La stratégie de HPC ne consiste pas à exiger l'accès direct à Hyperliquid pour les investisseurs américains sans KYC, mais à la considérer comme une infrastructure neutre : si une entreprise américaine utilise Hyperliquid tout en respectant ses obligations réglementaires en vertu des lois en vigueur, elle devrait être considérée comme une option au même titre que les DCM traditionnels. Par exemple, un courtier peut acheminer les flux de transactions de ses clients vers HyperCore dès lors qu'il a rempli ses obligations de KYC ; ou bien un déploiement peut assumer le rôle d'une plateforme d'échange enregistrée, conservant le pouvoir discrétionnaire d'ajouter des actifs, de surveiller le marché et de prendre des mesures d'urgence.

Trois. Exemple de conformité de Hyperliquid
Au fur et à mesure que les lobbying politiques à Washington avancent, Hyperliquid Labs a déployé une mise à jour sur le testnet, offrant théoriquement une voie vers cette conformité. L'exemple le plus typique est le déploiement HIP-3 avec gestion des autorisations : contrairement aux marchés natifs de Hyperliquid et aux déploiements HIP-3 existants, entièrement ouverts, ces nouveaux déploiements ne sont accessibles qu'aux utilisateurs sur liste blanche. Ces déploiements offrent un chemin clair pour que les entités réglementées lancent des marchés, effectuent des KYC et ajoutent des utilisateurs conformes à une liste blanche de négociation.

Ces exemples de conformité se manifesteront sous forme de carnets d'ordres séparés, car tous les marchés (par exemple, les marchés BTC et RWA) devront être réinscrits. Toutefois, les market makers sur liste blanche établiront un pont de liquidité entre les deux carnets d'ordres, éliminant ainsi la fragmentation de la liquidité et permettant au nouveau déploiement de bénéficier de la profonde liquidité d'Hyperliquid tout en conservant un carnet d'ordres indépendant.

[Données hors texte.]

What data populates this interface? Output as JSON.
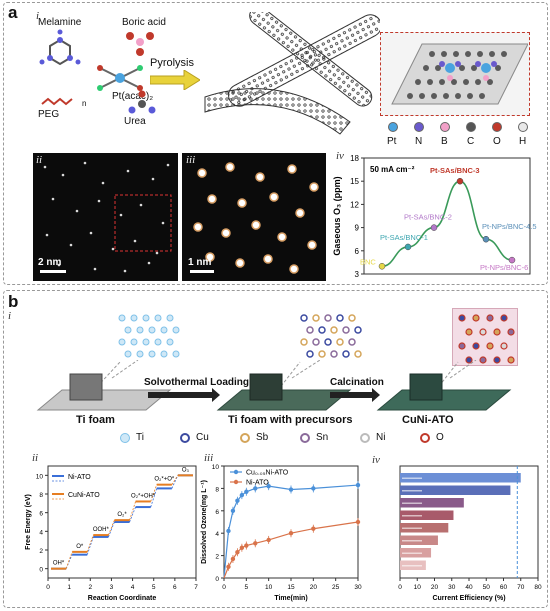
{
  "panel_a": {
    "letter": "a",
    "sub_i": "i",
    "sub_ii": "ii",
    "sub_iii": "iii",
    "sub_iv": "iv",
    "precursors": {
      "melamine": "Melamine",
      "boric_acid": "Boric acid",
      "pt_acac": "Pt(acac)₂",
      "peg": "PEG",
      "peg_n": "n",
      "urea": "Urea"
    },
    "arrow_label": "Pyrolysis",
    "element_legend": [
      "Pt",
      "N",
      "B",
      "C",
      "O",
      "H"
    ],
    "element_colors": [
      "#4aa3df",
      "#6a5acd",
      "#f2a0c8",
      "#555555",
      "#c0392b",
      "#e8e8e8"
    ],
    "scalebar_ii": "2 nm",
    "scalebar_iii": "1 nm"
  },
  "chart_iv": {
    "type": "line",
    "condition": "50 mA cm⁻²",
    "ylabel": "Gaseous O₃ (ppm)",
    "yticks": [
      "3",
      "6",
      "9",
      "12",
      "15",
      "18"
    ],
    "ylim": [
      3,
      18
    ],
    "points": [
      {
        "label": "BNC",
        "y": 4.0,
        "color": "#e6d84a"
      },
      {
        "label": "Pt-SAs/BNC-1",
        "y": 6.5,
        "color": "#3ea6b0"
      },
      {
        "label": "Pt-SAs/BNC-2",
        "y": 9.0,
        "color": "#b279c9"
      },
      {
        "label": "Pt-SAs/BNC-3",
        "y": 15.0,
        "color": "#c0392b"
      },
      {
        "label": "Pt-NPs/BNC-4.5",
        "y": 7.5,
        "color": "#5a8fb8"
      },
      {
        "label": "Pt-NPs/BNC-6",
        "y": 4.8,
        "color": "#c678c6"
      }
    ]
  },
  "panel_b": {
    "letter": "b",
    "sub_i": "i",
    "sub_ii": "ii",
    "sub_iii": "iii",
    "sub_iv": "iv",
    "step1_label": "Ti foam",
    "step2_label": "Ti foam with precursors",
    "step3_label": "CuNi-ATO",
    "arrow1": "Solvothermal Loading",
    "arrow2": "Calcination",
    "element_legend": [
      "Ti",
      "Cu",
      "Sb",
      "Sn",
      "Ni",
      "O"
    ],
    "element_colors": [
      "#7fc1e8",
      "#3b4aa0",
      "#d4a55a",
      "#8a6a9a",
      "#d9d9d9",
      "#c0392b"
    ]
  },
  "chart_ii": {
    "type": "line",
    "ylabel": "Free Energy (eV)",
    "xlabel": "Reaction Coordinate",
    "xticks": [
      "0",
      "1",
      "2",
      "3",
      "4",
      "5",
      "6",
      "7"
    ],
    "yticks": [
      "0",
      "2",
      "4",
      "6",
      "8",
      "10"
    ],
    "ylim": [
      -1,
      11
    ],
    "series": [
      {
        "name": "Ni-ATO",
        "color": "#3a6fd8",
        "values": [
          0,
          1.5,
          3.4,
          5.0,
          6.6,
          8.6,
          10.0
        ]
      },
      {
        "name": "CuNi-ATO",
        "color": "#e67e22",
        "values": [
          0,
          1.8,
          3.6,
          5.2,
          7.2,
          9.0,
          10.0
        ]
      }
    ],
    "annotations": [
      "OH*",
      "O*",
      "OOH*",
      "O₂*",
      "O₂*+OH*",
      "O₂*+O*",
      "O₃"
    ]
  },
  "chart_iii": {
    "type": "line",
    "ylabel": "Dissolved Ozone(mg L⁻¹)",
    "xlabel": "Time(min)",
    "xticks": [
      "0",
      "5",
      "10",
      "15",
      "20",
      "25",
      "30"
    ],
    "yticks": [
      "0",
      "2",
      "4",
      "6",
      "8",
      "10"
    ],
    "xlim": [
      0,
      30
    ],
    "ylim": [
      0,
      10
    ],
    "series": [
      {
        "name": "Cu₀.₀₅Ni-ATO",
        "color": "#4a90d9",
        "x": [
          0,
          1,
          2,
          3,
          4,
          5,
          7,
          10,
          15,
          20,
          30
        ],
        "y": [
          0,
          4.2,
          6.0,
          6.9,
          7.4,
          7.7,
          8.0,
          8.2,
          7.9,
          8.0,
          8.3
        ]
      },
      {
        "name": "Ni-ATO",
        "color": "#d9734a",
        "x": [
          0,
          1,
          2,
          3,
          4,
          5,
          7,
          10,
          15,
          20,
          30
        ],
        "y": [
          0,
          1.0,
          1.7,
          2.3,
          2.7,
          2.9,
          3.1,
          3.4,
          4.0,
          4.4,
          5.0
        ]
      }
    ]
  },
  "chart_iv_b": {
    "type": "bar",
    "xlabel": "Current Efficiency (%)",
    "xticks": [
      "0",
      "10",
      "20",
      "30",
      "40",
      "50",
      "60",
      "70",
      "80"
    ],
    "xlim": [
      0,
      80
    ],
    "reference": 68,
    "values": [
      70,
      64,
      37,
      31,
      28,
      22,
      18,
      15
    ]
  }
}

Ce modèle de carnet d'ordres indépendant a déjà été appliqué auparavant (comme les anciens BN US ou le déploiement actuel de Lighter sur Robinhood Chain), mais ici, contrairement aux cas précédents, les deux marchés sur Hyperliquid fonctionnent tous deux sur la même L1, partageant les mêmes collatéraux et marges ; il n'est donc pas nécessaire d'effectuer des transferts interchaînes ou interplateformes, ce qui permet une circulation fluide de la liquidité entre les carnets d'ordres sans qu'elle soit isolée ou piégée.

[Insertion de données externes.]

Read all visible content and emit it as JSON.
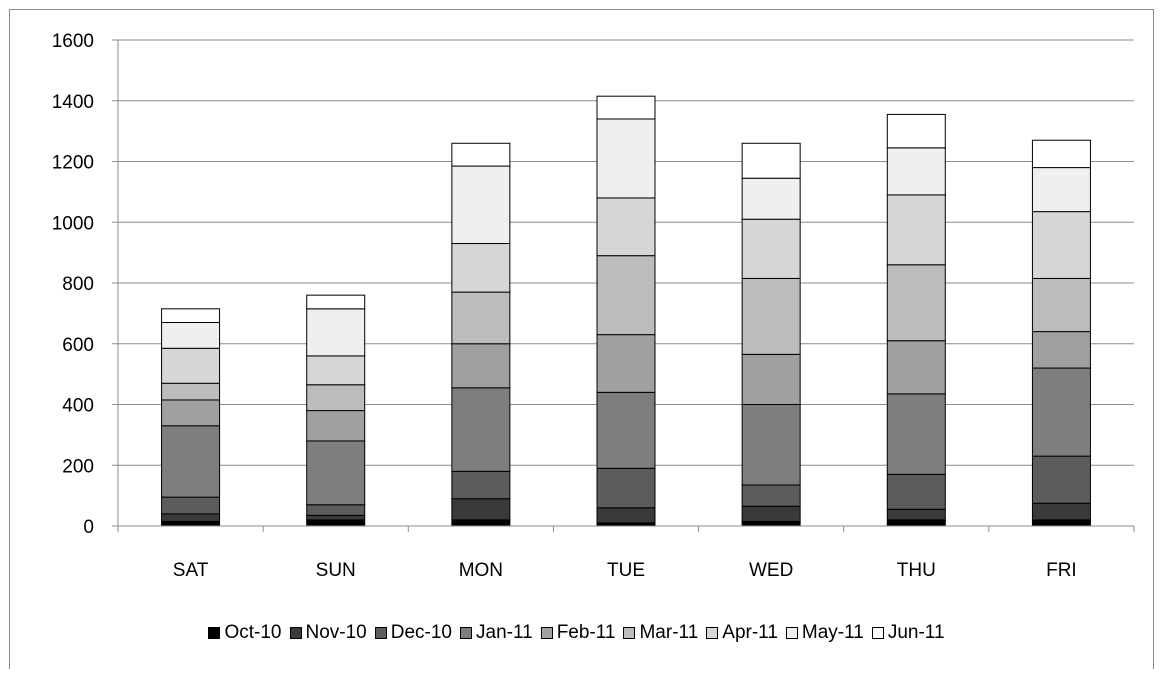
{
  "chart_data": {
    "type": "bar",
    "stacked": true,
    "categories": [
      "SAT",
      "SUN",
      "MON",
      "TUE",
      "WED",
      "THU",
      "FRI"
    ],
    "ylim": [
      0,
      1600
    ],
    "yticks": [
      0,
      200,
      400,
      600,
      800,
      1000,
      1200,
      1400,
      1600
    ],
    "grid": true,
    "legend_position": "bottom",
    "title": "",
    "xlabel": "",
    "ylabel": "",
    "series": [
      {
        "name": "Oct-10",
        "color": "#000000",
        "values": [
          15,
          20,
          20,
          10,
          15,
          20,
          20
        ]
      },
      {
        "name": "Nov-10",
        "color": "#3a3a3a",
        "values": [
          25,
          15,
          70,
          50,
          50,
          35,
          55
        ]
      },
      {
        "name": "Dec-10",
        "color": "#5c5c5c",
        "values": [
          55,
          35,
          90,
          130,
          70,
          115,
          155
        ]
      },
      {
        "name": "Jan-11",
        "color": "#7e7e7e",
        "values": [
          235,
          210,
          275,
          250,
          265,
          265,
          290
        ]
      },
      {
        "name": "Feb-11",
        "color": "#a0a0a0",
        "values": [
          85,
          100,
          145,
          190,
          165,
          175,
          120
        ]
      },
      {
        "name": "Mar-11",
        "color": "#bcbcbc",
        "values": [
          55,
          85,
          170,
          260,
          250,
          250,
          175
        ]
      },
      {
        "name": "Apr-11",
        "color": "#d6d6d6",
        "values": [
          115,
          95,
          160,
          190,
          195,
          230,
          220
        ]
      },
      {
        "name": "May-11",
        "color": "#efefef",
        "values": [
          85,
          155,
          255,
          260,
          135,
          155,
          145
        ]
      },
      {
        "name": "Jun-11",
        "color": "#ffffff",
        "values": [
          45,
          45,
          75,
          75,
          115,
          110,
          90
        ]
      }
    ]
  }
}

Ces plateformes de trading incluent également d'autres paramètres, tels que le droit d'opération « PA » dans la charge utile (payload), permettant aux DEX d'effectuer directement des opérations sur les comptes utilisateurs : soumettre des ordres uniquement en réduction (reduce-only), annuler des ordres et effectuer des transferts internes d'USDC au sein du DEX, ce qui ressemble fortement au pouvoir de clôture forcée (close-out authority) détenu par les FCM sur les comptes clients. Ces éléments constituent ensemble la trajectoire d'évolution future : les courtiers et institutions américains disposent désormais des outils pour construire des produits Hyperliquid conformes sur HyperCore. Ce choix est complémentaire et superposable — les marchés natifs de Hyperliquid restent sans autorisation, et son statut d'infrastructure neutre n'a pas changé.
Quatre : Points de vue de recherche
Les récents agissements de Hyperliquid à Washington indiquent que pénétrer le marché américain de manière conforme est actuellement une priorité centrale ; toutefois, il est tout aussi clair que fonctionner directement via son interface native sans KYC est incompatible avec la législation américaine actuelle. Nous estimons que les efforts de HPC tracent une voie vers un accès conforme au KYC : permettre l'utilisation de l'infrastructure sous-jacente de Hyperliquid à condition que les entreprises fournissant l'accès soient entièrement conformes aux réglementations. Avec la mise en œuvre des outils d'activation sur le testnet (déploiements HIP-3 autorisés, contrôle des comptes PA), nous prévoyons que cette approche offrira aux investisseurs américains un canal conforme pour participer aux marchés de Hyperliquid, tout en préservant la nature neutre de l'protocol en tant qu'infrastructure.